Portrait de 21 habitants de la cité de l’Europe et du quartier de la Rose des Vents à Aulnay-sous-Bois

Publié le 13 Novembre 2018

Laure Vasconi, photographe, et Caroline Boidé, écrivain, ont passé un an à la cité de l’Europe et dans le quartier de la Rose des Vents. Elles dressent le portrait de 21 habitants.

Derrière les murs gris de la cité de l’Europe et de la Rose-des-Vents, des visages et des histoires. Pendant une année entière, Laure Vasconi, photographe, et Caroline Boidé, écrivain, sont allées à la rencontre des habitants des quartiers nord d’Aulnay-sous-Bois.

Il en ressort l’exposition-journal « Cité(s) dans le texte »*. Entre albums photo personnels, clichés réalisés par l’artiste et longues prises de parole des habitants eux-mêmes, on plonge dans l’histoire de ces zones urbaines souvent décriées.

Au fil de 21 portraits, archives à l’appui, on découvre comment l’arrivée des premiers locataires de ces grands ensembles, à la fin des années 1960, a été rythmée par la construction de l’usine Citroën toute proche. C’est elle qui donne le tempo, surtout aux 3 000 (l’autre nom donné à la Rose-des-vents, NDLR). « Mon père a travaillé chez Citroën […] jusqu’en 2004. Mes jobs d’été en juillet 2003 et 2004 étaient chez Citroën. Le patron remplaçait le personnel en vacances par leurs enfants, des adolescents », raconte ainsi Abdel, désormais trentenaire, aux deux artistes.

Portrait de 21 habitants de la cité de l’Europe et du quartier de la Rose des Vents à Aulnay-sous-Bois

Monument central de l’expo : le Galion, bâtiment emblématique de la Rose-des-Vents, en passe d’être démoli. Un « âge d’or » dans les années 1970, avant le déclin. « Les caves du Galion étaient ouvertes. Des soirées étaient organisées autour de petits téléviseurs. Je n’avais pas peur d’être agressée […] raconte ainsi Tibile, sexagénaire nostalgique. Pour Fatiha, à cette époque, le nord d’Aulnay a même « des airs de province ».

Après, la maman estime que la situation s’est dégradée parce que les pouvoirs publics ont laissé l’endroit se transformer en « ghetto ethnique ». Dès 1985-1986, « le Galion a été le cauchemar de mes enfants », dit même France, 80 ans, se rappelant « les seringues qui traînaient », « les bagarres »…

Ainsi, l’expo n’élude pas les problèmes. La drogue, encore plus présente aujourd’hui. Et l’inaction des autorités. « La drogue se généralise et, malheureusement, le sujet se banalise.
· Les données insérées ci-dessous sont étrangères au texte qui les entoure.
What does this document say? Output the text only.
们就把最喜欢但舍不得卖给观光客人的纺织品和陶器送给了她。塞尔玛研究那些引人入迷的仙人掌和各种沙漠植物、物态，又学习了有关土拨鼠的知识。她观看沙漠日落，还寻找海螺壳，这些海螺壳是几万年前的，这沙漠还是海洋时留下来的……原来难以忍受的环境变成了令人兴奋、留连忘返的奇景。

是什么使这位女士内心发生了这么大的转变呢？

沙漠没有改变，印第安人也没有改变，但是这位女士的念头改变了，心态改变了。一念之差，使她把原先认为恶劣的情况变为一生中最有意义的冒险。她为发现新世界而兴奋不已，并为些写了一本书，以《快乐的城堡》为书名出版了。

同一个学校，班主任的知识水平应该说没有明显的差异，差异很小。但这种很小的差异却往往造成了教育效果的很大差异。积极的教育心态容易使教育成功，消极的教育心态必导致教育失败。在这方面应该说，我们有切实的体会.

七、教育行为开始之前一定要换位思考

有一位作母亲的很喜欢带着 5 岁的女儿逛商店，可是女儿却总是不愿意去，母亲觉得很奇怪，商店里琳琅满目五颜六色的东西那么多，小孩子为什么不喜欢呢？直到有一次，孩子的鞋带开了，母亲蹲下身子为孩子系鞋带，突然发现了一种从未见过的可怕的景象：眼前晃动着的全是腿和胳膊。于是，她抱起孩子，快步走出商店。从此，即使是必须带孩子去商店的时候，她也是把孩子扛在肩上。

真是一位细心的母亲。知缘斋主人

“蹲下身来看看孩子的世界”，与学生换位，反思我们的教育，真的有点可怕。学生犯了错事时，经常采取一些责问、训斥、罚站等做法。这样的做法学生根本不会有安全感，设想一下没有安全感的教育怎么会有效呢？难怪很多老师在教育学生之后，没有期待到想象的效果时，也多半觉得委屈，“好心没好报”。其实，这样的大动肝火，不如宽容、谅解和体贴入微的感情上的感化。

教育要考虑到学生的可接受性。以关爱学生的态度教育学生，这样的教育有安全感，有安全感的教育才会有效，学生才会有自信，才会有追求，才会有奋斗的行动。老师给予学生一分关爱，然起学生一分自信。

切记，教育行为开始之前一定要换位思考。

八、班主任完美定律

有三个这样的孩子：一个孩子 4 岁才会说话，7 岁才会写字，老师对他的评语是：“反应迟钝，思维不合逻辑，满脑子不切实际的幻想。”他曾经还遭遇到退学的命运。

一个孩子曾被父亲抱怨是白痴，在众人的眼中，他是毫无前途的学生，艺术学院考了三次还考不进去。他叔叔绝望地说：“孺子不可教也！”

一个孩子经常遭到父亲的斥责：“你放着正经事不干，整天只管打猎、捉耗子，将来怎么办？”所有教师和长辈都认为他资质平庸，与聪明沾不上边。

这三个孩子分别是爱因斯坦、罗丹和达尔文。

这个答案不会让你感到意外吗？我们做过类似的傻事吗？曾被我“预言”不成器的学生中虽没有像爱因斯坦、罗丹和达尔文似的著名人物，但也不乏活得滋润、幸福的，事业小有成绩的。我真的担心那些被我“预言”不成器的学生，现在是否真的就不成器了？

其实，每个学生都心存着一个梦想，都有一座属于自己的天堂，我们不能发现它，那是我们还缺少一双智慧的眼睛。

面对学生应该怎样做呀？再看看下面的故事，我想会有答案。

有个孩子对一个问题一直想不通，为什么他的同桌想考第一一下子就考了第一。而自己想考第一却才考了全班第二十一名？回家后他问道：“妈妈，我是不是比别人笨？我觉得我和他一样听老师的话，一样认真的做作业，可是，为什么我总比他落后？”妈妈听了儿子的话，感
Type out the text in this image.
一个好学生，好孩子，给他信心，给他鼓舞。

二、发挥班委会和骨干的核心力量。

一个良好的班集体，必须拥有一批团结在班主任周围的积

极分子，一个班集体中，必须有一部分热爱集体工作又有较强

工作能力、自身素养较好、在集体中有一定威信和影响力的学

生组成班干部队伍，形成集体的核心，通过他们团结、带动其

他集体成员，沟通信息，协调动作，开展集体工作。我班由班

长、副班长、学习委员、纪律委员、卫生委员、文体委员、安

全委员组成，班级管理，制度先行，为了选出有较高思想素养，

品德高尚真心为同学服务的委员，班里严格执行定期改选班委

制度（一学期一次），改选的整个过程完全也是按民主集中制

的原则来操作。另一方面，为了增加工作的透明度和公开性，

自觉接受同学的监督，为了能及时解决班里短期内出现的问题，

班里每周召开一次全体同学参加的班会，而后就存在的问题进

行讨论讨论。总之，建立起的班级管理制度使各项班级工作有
On a signalé aux politiques l’emplacement des trafics dans les quartiers. Je leur avais même fait un dessin », s’alarme Monique, pour qui c’était pourtant « un rêve », en 1972 de venir s’installer dans un grand ensemble.

 

*Espace Gainville, 22, rue de Sevran. Jusqu’au 9 décembre, du mardi au dimanche, de 13 heures à 18h30. Entrée gratuite.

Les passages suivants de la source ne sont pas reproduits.